A BIOGEOGRAPHIC HISTORY OF THE ROSACEAE (ANTHOPHYTA: EUDICOTYLEDONAE) USING FOSSIL-INFORMED PHYLOGEOGRAPHIC METHODS
The Rosaceae (Anthophyta: Eudicotyledonae) today have a worldwide distribution and are common in temperate and subpolar climates, and in tropical habitats at high altitude. Additionally, the Rosaceae constitute one of the more common families in the Cenozoic fossil record. We use the R package BioGeoBEARS (Matzke 2013) to compare the phylogeography of the living Rosaceae to the family’s fossil record compiled from the literature in order to understand the timing and geographic origins of the Rosaceae.

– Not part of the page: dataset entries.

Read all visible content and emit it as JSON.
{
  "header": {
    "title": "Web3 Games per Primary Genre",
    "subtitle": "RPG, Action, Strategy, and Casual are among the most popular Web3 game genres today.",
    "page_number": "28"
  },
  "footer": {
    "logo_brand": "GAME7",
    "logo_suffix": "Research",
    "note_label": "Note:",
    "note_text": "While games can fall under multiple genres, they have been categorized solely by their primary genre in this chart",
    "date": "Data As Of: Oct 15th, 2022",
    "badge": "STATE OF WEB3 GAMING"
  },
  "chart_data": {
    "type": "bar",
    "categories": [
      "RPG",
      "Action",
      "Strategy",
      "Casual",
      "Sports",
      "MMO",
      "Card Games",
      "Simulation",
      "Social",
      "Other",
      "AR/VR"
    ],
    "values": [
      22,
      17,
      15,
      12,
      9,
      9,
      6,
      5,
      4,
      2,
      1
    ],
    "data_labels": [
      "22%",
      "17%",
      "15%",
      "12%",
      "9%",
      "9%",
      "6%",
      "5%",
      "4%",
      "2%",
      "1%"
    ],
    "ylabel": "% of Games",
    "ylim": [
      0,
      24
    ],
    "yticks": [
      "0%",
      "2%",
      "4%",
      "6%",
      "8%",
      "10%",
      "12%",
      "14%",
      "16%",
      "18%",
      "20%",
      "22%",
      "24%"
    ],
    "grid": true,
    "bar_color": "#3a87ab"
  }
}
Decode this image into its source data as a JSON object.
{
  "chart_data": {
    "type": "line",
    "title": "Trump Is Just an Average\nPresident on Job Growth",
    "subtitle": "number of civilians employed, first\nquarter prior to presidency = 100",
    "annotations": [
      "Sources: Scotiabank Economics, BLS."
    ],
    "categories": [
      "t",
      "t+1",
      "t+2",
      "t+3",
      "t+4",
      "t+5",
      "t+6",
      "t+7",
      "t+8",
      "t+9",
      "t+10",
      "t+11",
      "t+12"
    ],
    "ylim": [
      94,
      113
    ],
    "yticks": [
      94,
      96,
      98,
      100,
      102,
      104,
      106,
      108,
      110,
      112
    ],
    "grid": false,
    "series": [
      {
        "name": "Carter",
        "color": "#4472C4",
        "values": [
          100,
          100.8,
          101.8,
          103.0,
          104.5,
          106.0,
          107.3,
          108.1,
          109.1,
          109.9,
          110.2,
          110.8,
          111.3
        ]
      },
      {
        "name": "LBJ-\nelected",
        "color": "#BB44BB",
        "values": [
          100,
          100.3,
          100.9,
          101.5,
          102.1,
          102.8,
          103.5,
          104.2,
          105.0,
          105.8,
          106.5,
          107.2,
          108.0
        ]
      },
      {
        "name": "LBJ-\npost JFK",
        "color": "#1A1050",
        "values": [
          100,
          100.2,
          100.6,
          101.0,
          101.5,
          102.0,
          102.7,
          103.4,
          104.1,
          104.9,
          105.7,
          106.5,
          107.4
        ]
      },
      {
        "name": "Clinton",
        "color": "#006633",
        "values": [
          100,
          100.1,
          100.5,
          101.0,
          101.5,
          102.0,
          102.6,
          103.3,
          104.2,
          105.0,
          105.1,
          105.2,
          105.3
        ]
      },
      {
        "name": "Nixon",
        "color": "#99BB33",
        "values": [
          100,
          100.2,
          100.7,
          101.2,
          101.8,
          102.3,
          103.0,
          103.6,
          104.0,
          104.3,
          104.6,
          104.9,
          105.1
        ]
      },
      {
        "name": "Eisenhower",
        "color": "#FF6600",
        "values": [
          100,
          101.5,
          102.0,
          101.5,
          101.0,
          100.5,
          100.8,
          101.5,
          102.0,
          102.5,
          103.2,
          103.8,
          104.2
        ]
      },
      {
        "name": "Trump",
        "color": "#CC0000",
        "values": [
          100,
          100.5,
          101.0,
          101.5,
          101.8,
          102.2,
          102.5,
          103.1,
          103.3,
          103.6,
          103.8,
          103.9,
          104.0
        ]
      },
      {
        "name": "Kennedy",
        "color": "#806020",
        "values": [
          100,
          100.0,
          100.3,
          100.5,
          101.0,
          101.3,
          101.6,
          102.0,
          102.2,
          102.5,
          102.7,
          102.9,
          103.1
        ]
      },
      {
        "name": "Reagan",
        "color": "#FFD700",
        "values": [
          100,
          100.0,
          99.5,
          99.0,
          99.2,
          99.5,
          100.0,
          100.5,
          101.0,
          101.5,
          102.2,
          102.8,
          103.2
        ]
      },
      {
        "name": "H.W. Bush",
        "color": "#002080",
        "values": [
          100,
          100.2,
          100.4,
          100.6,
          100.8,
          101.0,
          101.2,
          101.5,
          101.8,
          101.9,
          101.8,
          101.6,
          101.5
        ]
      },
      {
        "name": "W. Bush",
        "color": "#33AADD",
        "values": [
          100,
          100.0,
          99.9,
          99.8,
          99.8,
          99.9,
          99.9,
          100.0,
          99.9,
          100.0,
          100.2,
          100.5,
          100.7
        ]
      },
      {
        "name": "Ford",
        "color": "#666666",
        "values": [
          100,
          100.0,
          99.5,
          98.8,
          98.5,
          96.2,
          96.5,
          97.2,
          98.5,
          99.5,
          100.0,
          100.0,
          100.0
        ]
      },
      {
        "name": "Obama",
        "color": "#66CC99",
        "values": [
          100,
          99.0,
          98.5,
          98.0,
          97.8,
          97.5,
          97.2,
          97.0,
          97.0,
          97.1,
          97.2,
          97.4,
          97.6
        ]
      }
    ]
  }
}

Although details of ancestral state reconstructions vary as to the paleodistributions of different genera, there is overwhelming agreement that fossil-informed reconstructions of the family point to the continent of origin being Eocene North America. While the plant fossil record is heavily biased in favor of North America and Europe, the fact that the Rosaceae have a largely temperate distribution can be interpreted to suggest that it is unlikely that they would have originated on a tropical continent in the Eocene. By contrast, application of the same methods of ancestral geographic state reconstruction without using fossil data provide an incoherent origin of the family. As such, fossil data continues to prove essential in reconstructing ancestral states, in this case of geographic distributions.